A dockerised version of the Seqware workflow derived from Sanger's Cancer Genome Project core somatic calling pipeline. This is a cleaned up version as used in the ICGC/TCGA PanCancer project. See http://pancancer.info for more information. This workflow has been designed to work with SeqWare 1.1.1 VMs setup by Bindle 2.0.
Email Brian if you have questions.
- Keiran Raine [email protected]
- Brian O'Connor [email protected]
- Denis Yuen [email protected]
This tool has been validated as a CWL v1.0 CommandLineTool.
Versions that we tested with are the following
avro (1.8.1)
cwl-runner (1.0)
cwl-upgrader (0.1.1)
cwltool (1.0.20160712154127)
schema-salad (1.14.20160708181155)
setuptools (25.1.6)
Future work will include testing as a CWL draft-3 tool for backwards compatibility.
Successful testing was completed with the following command (note that the input must be downloaded from https://s3-eu-west-1.amazonaws.com/wtsi-pancancer/testdata/HCC1143_ds.tar and placed in the corresponding path in test1.json , additionally the output location must exist and be writeable by the executing user).
dockstore tool launch --entry Dockstore.cwl --local-entry --json test1.json
Warning: Execution can take a substantial amount of disk space and upwards of 24 hours for execution.
Note that test2.json
also works but will take a more substantial amount of time to execute (on the order of 6 days on a 8-core, 58GB of RAM host).
Also note that the tabix server requirement is no longer needed (reference data is built into the workflow).
This is a work in progress, some of the information below has yet to be updated for the simplified Docker process.
This workflow assumes you are working on a docker image of pancancer/seqware_whitestar_pancancer:1.1.2.
Again, this is a bit complex but in the future we will distributed pre-created VMs as OVA files or AMIs that should make this process go much more smoothly.
This workflow recommends:
- 16-32 cores (make sure you set the coresAddressable variable correctly in the ini file)
- 4.5G per core, so, ideally 72GB+ for 16 cores, for 32 cores 144GB+, on Amazon we recommend r3.8xlarge or r3.4xlarge
- 1TB of local disk space
This workflow requires an HTTP server to serve tabix-indexed data files, the location is controlled by the tabixSrvUri variable in the ini file
The directions above at our PanCancer SOP docs site will build a base SeqWare 1.1.0 box. Over time we wil add these packages to the base configuration but for now you will want to install the following on your SeqWare 1.1.0 VM once Bindle 2.0 has created it.
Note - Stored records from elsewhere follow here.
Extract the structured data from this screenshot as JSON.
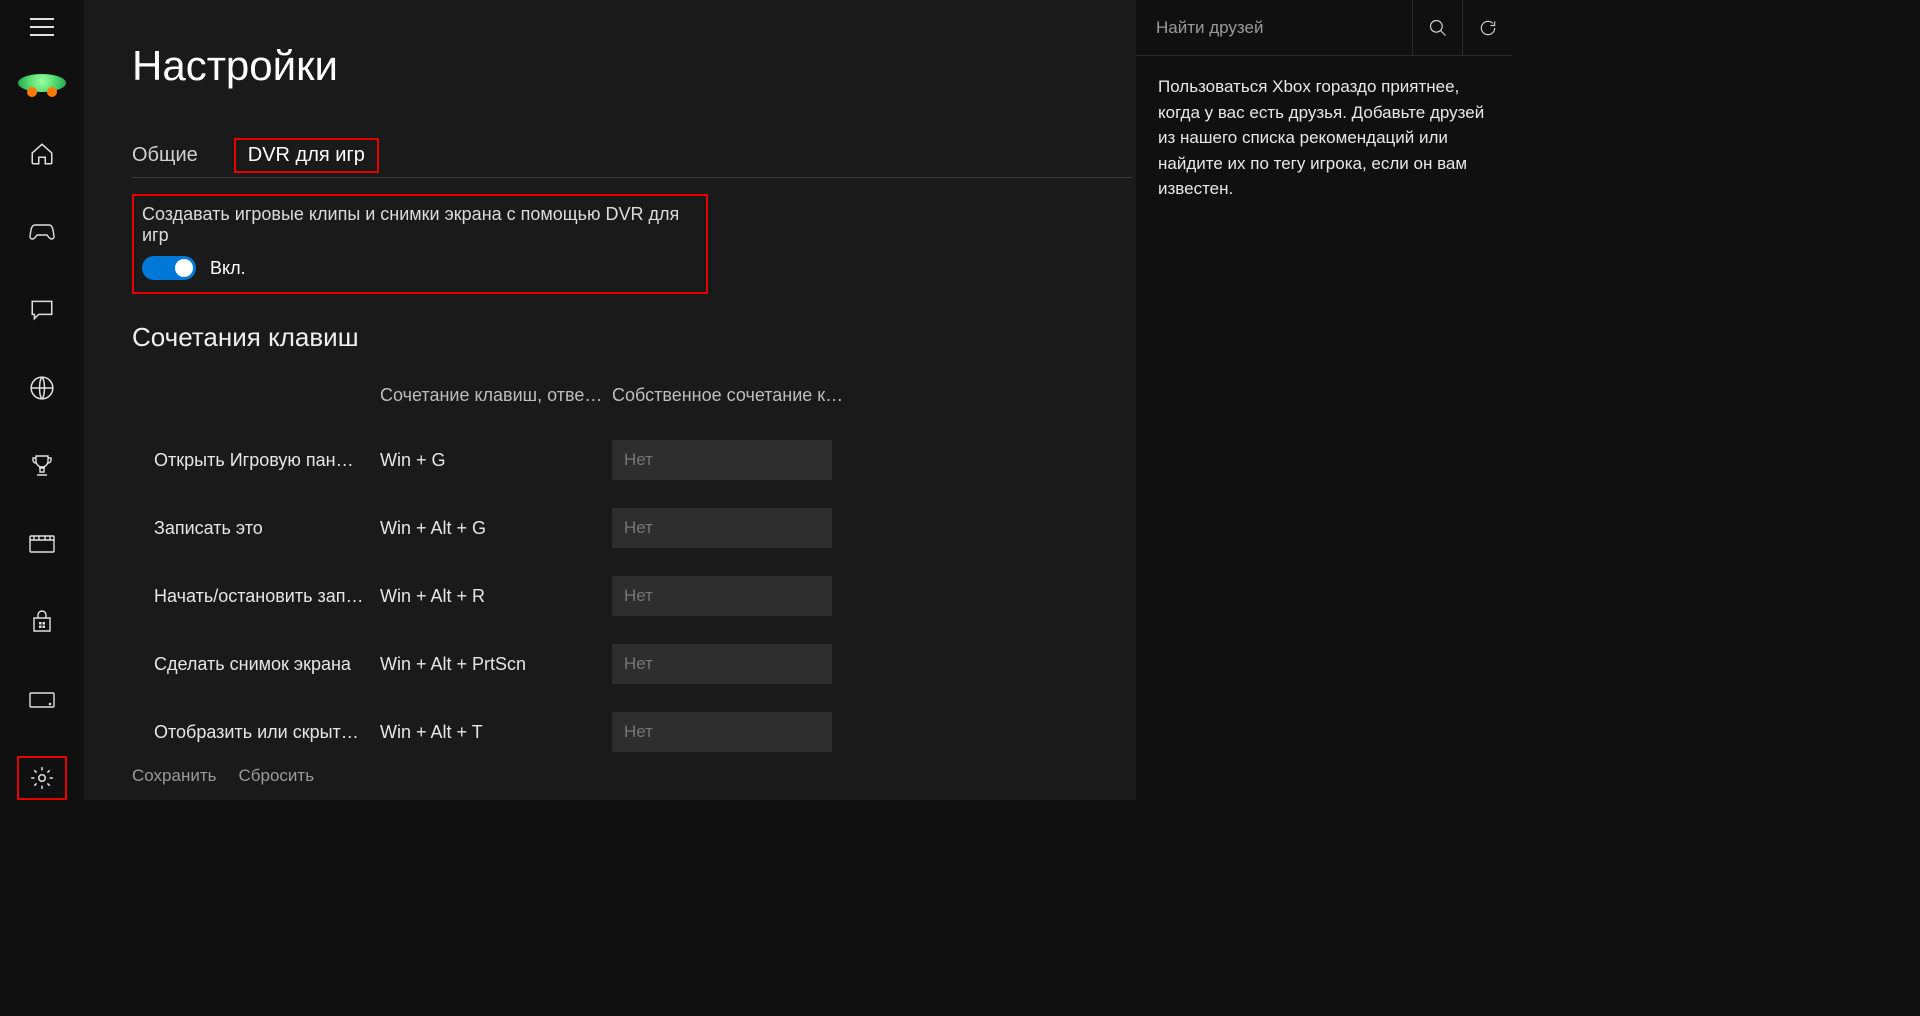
{
  "page_title": "Настройки",
  "tabs": {
    "general": "Общие",
    "dvr": "DVR для игр"
  },
  "dvr": {
    "label": "Создавать игровые клипы и снимки экрана с помощью DVR для игр",
    "state": "Вкл."
  },
  "shortcuts_title": "Сочетания клавиш",
  "shortcut_head": {
    "default": "Сочетание клавиш, отве…",
    "custom": "Собственное сочетание к…"
  },
  "shortcut_placeholder": "Нет",
  "shortcuts": [
    {
      "name": "Открыть Игровую пан…",
      "default": "Win + G"
    },
    {
      "name": "Записать это",
      "default": "Win + Alt + G"
    },
    {
      "name": "Начать/остановить зап…",
      "default": "Win + Alt + R"
    },
    {
      "name": "Сделать снимок экрана",
      "default": "Win + Alt + PrtScn"
    },
    {
      "name": "Отобразить или скрыт…",
      "default": "Win + Alt + T"
    }
  ],
  "actions": {
    "save": "Сохранить",
    "reset": "Сбросить"
  },
  "friends": {
    "search_placeholder": "Найти друзей",
    "empty_text": "Пользоваться Xbox гораздо приятнее, когда у вас есть друзья. Добавьте друзей из нашего списка рекомендаций или найдите их по тегу игрока, если он вам известен."
  }
}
The following are the packages needed for Ubuntu 12.04:
# added due to some issues during setup of the new HVM host
sudo apt-get autoclean
sudo apt-get update
sudo apt-get upgrade
sudo apt-get install g++ pkg-config dh-autoreconf
sudo apt-get install libncurses5-dev
sudo apt-get install libgd2-xpm-dev
sudo apt-get install libboost-all-dev
sudo apt-get install libpstreams-dev
sudo apt-get install libglib2.0-dev
sudo apt-get install zlib1g-dev
# for the vcf-uploader
sudo apt-get install libxml-dom-perl libxml-xpath-perl libjson-perl libxml-libxml-perl time libdata-uuid-libuuid-perl libcarp-always-perl libipc-system-simple-perl libfile-tail-perl
These packages are needed for execution, even when pulling from Artifactory:
sudo apt-get install r-base r-base-core r-cran-rcolorbrewer
All of the above on one line to make it easy to cut and paste into a terminal:
sudo apt-get autoclean; sudo apt-get update; sudo apt-get -y upgrade; sudo apt-get -y install libxml-dom-perl libxml-xpath-perl libjson-perl libxml-libxml-perl zlib1g-dev libglib2.0-dev libpstreams-dev libboost-all-dev libgd2-xpm-dev libncurses5-dev g++ pkg-config dh-autoreconf r-base r-base-core r-cran-rcolorbrewer time libdata-uuid-libuuid-perl libcarp-always-perl libipc-system-simple-perl
Note: on BioNimbus I ran into an issue with r-cran-rcolorbrewer not being up to date with R 3.x. See http://stackoverflow.com/questions/16503554/r-3-0-0-update-has-left-loads-of-2-x-packages-incompatible
You will also need Duck to transfer data to SFTP.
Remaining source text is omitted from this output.